Олег Руммо: Не заработаешь на этом большие деньги. Такие операции мы делаем иностранцам, потому что органы пропадают. С другой стороны, это помощь тем людям, которым нужно помогать. И, бесплатная для жителей Беларуси, эта программа требует больших средств. Все финансы, которые были выручены за счет иностранцев, пошли на лечение белорусов. Скажем так, это возможность инвестировать в развитие высоких технологий в нашей стране. Работа на имидж. 

На самом деле таких операций делается у нас не так много, чтобы говорить о появлении целой индустрии. Они не будут приносить десятки миллионов долларов, но они создают Беларуси репутацию страны с высоким уровнем высокотехнологичной помощи, причем не только в области пересадок. А значит, к нам будут приезжать за лечением и по другим высокодоходным профилям.

– А может ли онкопациент быть донором?

Олег Руммо: Смотря в каком случае. Однажды я выполнял трансплантацию печени главе Моссада. Это известный факт. Он умер пять лет спустя, но не от того, что донорский орган плохо работал, а от рецидива рака в легких.
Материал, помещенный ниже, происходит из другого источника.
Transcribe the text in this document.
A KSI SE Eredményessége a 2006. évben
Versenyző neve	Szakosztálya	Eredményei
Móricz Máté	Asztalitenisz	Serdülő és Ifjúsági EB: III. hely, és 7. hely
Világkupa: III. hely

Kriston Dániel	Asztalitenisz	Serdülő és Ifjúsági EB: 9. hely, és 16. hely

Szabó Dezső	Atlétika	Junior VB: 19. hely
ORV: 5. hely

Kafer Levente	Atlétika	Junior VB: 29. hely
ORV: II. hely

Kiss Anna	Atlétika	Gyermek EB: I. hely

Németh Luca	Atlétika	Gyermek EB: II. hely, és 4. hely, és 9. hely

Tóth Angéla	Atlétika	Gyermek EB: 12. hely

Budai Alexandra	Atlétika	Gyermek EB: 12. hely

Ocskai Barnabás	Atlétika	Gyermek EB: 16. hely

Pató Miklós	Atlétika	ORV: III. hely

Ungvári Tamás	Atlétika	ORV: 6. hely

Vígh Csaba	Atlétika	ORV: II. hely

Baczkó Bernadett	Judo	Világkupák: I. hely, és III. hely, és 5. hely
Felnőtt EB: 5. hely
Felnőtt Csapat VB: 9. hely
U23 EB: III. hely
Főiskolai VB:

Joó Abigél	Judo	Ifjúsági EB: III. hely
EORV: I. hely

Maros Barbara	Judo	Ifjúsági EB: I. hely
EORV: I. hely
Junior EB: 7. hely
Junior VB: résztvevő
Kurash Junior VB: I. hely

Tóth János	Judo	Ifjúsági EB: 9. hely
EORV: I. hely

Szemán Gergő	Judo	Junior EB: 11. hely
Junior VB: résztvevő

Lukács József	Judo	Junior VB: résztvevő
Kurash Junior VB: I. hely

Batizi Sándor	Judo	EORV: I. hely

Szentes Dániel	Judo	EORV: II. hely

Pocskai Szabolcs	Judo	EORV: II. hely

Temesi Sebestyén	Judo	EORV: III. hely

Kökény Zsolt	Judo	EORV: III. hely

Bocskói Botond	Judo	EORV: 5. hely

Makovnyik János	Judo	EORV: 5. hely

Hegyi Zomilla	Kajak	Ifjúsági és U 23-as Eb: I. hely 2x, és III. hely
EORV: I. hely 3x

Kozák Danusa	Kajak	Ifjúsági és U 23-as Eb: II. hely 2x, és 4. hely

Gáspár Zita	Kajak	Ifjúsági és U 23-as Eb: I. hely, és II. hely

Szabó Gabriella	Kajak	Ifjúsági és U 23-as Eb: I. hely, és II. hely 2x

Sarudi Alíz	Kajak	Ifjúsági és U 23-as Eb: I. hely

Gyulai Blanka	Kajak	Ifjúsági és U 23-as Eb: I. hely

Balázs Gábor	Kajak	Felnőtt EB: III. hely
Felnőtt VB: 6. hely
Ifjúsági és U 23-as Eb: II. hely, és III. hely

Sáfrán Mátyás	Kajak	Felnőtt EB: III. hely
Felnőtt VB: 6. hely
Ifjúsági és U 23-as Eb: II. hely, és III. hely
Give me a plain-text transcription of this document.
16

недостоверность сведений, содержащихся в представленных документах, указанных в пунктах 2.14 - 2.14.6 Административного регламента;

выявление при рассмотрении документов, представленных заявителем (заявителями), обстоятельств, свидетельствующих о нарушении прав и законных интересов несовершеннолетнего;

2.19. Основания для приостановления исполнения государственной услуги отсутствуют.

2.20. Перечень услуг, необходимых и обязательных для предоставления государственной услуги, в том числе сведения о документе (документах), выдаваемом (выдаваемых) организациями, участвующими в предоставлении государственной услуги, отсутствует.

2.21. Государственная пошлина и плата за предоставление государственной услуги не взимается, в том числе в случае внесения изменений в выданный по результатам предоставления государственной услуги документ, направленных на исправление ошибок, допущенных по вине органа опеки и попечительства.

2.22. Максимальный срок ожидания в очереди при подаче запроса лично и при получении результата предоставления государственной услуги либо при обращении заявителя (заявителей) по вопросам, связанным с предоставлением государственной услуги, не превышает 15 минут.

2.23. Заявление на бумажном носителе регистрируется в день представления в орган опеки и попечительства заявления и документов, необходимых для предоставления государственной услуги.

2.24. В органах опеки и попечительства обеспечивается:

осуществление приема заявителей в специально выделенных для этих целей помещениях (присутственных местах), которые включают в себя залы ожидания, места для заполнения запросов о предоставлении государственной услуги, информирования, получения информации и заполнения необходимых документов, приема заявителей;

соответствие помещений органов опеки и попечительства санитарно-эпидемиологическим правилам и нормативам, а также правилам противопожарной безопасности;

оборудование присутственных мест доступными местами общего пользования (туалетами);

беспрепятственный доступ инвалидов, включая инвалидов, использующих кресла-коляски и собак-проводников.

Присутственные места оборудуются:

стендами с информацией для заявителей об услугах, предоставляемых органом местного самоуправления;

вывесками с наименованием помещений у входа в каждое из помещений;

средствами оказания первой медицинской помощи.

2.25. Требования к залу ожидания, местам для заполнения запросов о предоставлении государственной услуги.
Так вот, он пожертвовал свои роговицы. Их пересадили пациентам 72 и 76 лет. В Израиле это решение политика восприняли очень позитивно. «Вы представляете, что видели эти глаза!» – под таким слоганом писали газеты про эту историю. По сути, это была социальная реклама донорства. Больше он ничего не мог пожертвовать, но то, что смог, пожертвовал – роговицы, чтобы два израильтянина смогли видеть.

– Скажите, какой вы видите белорусскую трансплантацию спустя десять лет?

Олег Руммо: Возможно, еще раз возникнет необходимость изменить законодательство, не будем исключать такую возможность.

Думаю, мы сможем говорить о том, что появляется возможность выращивать органы в пробирке. На основе клеток человека и с помощью 3D-печати будут создаваться печень, почка.

Тенденции ныне таковы, что основная масса людей будет умирать не от сердечно-сосудистых заболеваний, а, скорее всего, от злокачественных новообразований. И тут трансплантация будет очень востребована. Иногда ведь пациента можно вылечить от рака, только удалив орган, но его нужно заменить. И вот тут пересадка в помощь.

Думаю, через 10 лет мы наконец построим новый центр трансплантации, который собираемся возводить. Это будет серьезный медицинский комплекс трансплантации, хирургии и гематологии, ориентированный на оказание высокотехнологичной помощи. Мы будем заниматься всеми высокими технологиями в этой части. Я смотрю в будущее с оптимизмом. Думаю, что Беларусь станет богаче, люди – добрее, во всем мире станут жить дольше. Думаю, трансплантационные и связанные с ними профилированные высокие технологии выйдут на новый уровень. И те проблемы, которые сейчас очень актуальны, станут менее острыми, но жизнь такова, что всегда сможет приготовить нам новые вызовы.

Ольга Косякова, «Рэспублiка», 2 апреля 2018 г.